Beberapa di antaranya bahkan dihiasi gambar-gambar sarat pornografi dengan tulisan bernada cabul yang ditujukan terhadap Sukarno, Hatta, dan Hamengkubuwono IX. Mereka mengecap tokoh politik republik itu tunduk (berkenan berunding) dengan liberalisme Barat, yang dalam hal ini menjadi rival abadi komunisme.
Insiden ini jelas mengundang rasa penasaran sekaligus khawatir masyarakat. Terlebih momen tersebut terjadi di tengah proses "Yogya Kembali" yang membutuhkan pengawalan ketat militer.

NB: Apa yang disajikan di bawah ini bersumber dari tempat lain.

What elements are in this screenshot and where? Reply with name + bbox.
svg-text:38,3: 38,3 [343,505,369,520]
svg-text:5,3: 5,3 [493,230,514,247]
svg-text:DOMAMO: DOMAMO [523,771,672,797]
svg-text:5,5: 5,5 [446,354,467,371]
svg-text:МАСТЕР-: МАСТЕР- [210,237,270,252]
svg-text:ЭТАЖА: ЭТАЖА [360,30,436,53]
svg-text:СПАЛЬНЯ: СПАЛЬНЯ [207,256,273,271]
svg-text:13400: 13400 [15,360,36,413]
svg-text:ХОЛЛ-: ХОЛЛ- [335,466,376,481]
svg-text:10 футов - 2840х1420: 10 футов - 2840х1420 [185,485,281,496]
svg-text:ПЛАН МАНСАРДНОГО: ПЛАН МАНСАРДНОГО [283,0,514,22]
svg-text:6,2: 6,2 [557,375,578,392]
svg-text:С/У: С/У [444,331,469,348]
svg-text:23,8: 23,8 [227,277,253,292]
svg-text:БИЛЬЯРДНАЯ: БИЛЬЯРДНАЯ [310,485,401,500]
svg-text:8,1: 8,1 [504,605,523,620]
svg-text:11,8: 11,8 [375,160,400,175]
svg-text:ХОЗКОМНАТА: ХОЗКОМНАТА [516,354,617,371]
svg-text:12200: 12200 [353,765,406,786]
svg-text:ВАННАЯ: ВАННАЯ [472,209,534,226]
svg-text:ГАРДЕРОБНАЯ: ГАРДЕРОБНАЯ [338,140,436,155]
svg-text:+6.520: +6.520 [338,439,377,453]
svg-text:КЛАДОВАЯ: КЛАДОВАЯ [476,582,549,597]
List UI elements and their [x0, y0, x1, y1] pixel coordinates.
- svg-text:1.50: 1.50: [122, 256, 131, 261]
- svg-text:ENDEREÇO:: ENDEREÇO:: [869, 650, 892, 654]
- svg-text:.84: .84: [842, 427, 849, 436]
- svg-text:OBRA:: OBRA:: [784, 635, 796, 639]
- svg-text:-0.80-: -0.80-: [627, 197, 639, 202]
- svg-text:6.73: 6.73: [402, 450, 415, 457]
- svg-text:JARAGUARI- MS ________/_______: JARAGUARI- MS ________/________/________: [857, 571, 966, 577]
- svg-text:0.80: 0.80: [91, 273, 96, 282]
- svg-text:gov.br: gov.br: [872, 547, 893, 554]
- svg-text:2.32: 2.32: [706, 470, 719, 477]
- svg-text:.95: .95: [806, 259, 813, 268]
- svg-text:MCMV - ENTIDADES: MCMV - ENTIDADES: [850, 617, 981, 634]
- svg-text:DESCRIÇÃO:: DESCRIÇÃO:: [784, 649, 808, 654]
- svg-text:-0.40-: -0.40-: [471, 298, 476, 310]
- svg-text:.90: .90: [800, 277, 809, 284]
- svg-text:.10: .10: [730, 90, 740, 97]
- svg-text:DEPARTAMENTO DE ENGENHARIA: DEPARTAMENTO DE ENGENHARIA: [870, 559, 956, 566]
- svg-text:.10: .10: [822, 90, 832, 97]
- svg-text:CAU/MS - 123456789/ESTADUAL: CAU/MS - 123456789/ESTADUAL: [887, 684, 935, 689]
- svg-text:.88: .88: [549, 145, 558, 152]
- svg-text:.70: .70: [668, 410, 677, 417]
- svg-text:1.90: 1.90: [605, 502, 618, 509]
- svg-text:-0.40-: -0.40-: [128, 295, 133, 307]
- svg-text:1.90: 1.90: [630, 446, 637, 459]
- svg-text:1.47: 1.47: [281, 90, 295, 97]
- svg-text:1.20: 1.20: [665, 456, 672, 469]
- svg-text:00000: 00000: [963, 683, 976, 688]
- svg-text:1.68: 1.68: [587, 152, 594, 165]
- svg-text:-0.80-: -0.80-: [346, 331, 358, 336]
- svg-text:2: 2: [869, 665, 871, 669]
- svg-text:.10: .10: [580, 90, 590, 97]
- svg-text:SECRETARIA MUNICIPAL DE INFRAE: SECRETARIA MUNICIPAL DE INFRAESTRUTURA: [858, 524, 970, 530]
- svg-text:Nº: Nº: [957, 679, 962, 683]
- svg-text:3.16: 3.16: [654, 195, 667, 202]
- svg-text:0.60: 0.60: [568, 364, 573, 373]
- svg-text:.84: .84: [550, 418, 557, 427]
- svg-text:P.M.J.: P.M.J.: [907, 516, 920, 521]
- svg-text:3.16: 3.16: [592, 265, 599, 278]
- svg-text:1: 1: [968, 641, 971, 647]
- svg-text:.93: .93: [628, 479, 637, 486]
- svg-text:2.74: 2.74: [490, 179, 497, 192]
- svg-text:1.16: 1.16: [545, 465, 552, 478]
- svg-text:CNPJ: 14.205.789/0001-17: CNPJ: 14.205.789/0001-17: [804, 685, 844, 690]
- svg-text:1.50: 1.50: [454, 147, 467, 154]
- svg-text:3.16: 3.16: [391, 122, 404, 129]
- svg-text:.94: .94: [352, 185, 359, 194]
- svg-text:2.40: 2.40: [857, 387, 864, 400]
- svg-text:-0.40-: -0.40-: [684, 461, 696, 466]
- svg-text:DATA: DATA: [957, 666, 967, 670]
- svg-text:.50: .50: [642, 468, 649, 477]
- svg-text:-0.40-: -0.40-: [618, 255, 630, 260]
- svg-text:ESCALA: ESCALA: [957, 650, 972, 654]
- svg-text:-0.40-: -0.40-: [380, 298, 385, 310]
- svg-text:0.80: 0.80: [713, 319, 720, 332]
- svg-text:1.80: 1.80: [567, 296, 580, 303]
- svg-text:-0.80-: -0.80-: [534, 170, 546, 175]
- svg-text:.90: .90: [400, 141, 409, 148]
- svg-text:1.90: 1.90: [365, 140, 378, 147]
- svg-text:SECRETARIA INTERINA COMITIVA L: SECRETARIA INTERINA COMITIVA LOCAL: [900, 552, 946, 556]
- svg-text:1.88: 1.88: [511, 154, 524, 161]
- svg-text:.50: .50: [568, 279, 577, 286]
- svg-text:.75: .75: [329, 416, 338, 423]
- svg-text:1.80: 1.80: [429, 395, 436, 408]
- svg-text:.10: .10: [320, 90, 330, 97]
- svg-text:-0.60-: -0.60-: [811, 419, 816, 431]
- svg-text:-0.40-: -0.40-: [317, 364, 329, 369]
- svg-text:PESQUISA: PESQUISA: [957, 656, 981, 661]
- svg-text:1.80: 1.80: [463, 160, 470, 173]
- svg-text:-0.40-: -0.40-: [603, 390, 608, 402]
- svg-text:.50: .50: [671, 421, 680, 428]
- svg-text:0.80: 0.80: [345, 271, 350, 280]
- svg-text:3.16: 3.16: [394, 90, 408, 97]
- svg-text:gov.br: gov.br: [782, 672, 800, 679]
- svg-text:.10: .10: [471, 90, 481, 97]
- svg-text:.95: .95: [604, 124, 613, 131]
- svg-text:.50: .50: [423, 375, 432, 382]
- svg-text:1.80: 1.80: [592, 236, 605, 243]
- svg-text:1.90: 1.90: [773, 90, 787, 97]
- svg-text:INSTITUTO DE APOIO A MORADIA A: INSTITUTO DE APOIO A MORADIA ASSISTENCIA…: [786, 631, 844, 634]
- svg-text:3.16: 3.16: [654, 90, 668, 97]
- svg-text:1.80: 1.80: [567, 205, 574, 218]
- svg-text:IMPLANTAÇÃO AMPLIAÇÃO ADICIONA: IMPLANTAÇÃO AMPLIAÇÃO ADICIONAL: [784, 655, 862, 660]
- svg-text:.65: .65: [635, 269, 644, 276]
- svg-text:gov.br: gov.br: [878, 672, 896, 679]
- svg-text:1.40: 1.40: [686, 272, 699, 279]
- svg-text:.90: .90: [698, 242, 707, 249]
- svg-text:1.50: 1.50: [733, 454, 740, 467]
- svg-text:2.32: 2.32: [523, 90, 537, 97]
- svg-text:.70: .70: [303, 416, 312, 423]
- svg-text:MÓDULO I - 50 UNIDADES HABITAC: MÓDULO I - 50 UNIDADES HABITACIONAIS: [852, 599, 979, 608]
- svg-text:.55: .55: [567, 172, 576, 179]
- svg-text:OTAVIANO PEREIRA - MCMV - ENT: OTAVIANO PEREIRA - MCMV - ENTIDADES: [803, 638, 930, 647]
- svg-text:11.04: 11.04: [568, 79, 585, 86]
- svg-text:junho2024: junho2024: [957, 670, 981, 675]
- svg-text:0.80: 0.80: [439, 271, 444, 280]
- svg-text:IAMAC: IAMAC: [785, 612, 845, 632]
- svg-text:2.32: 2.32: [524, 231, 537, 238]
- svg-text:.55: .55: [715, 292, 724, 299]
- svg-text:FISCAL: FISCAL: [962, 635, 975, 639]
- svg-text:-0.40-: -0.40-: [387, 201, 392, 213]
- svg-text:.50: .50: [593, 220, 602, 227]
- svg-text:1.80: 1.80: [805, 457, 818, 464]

Pengamat militer yang berasal dari I.V.C.-patrouille mengusut selebaran poster dan vandal yang bertujuan menangkap serta menahan pelaku, tetapi hasilnya nihil. Mereka hanya mengikis beberapa coretan dan lukisan dari dinding.
Di waktu yang tak berjauhan, laporan teror dan insiden bersenjata juga dilaporkan Provinciale Noord-Brabantsche Courant Het Huisgezin (25/6/1949). Di kota lain, sebuah rumah sakit di Bojonegoro diserang oleh lima belas pria yang diindikasi bagian dari anggota PKI. Mereka menyandera seorang perawat mantri dengan senjata api, serta mencuri beberapa linen dan obat-obatan.
Lima belas polisi patroli Belanda juga terlibat bentrok di dekat Salatiga melawan sekitar 300 orang berseragam merah lengkap dengan spanduk berlambang palu arit. Mereka dipersenjatai 8 senapan mesin guna melawan polisi. Akibatnya, 14 polisi tewas di tempat dan 30 lainnya luka-luka.
Tak jauh dari sana, sekelompok kombatan yang menamakan dirinya Pasukan Merbabu juga terlibat bentrok serupa. Satu orang polisi tewas dan satu lagi terluka. Sementara dari kubu mereka, tiga orang tewas dan lainnya luka-luka.
Rangkaian peristiwa ini dianggap sebagai salah satu infiltrasi komunisme juga laskar rakyat untuk mengusir Belanda dari tanah air.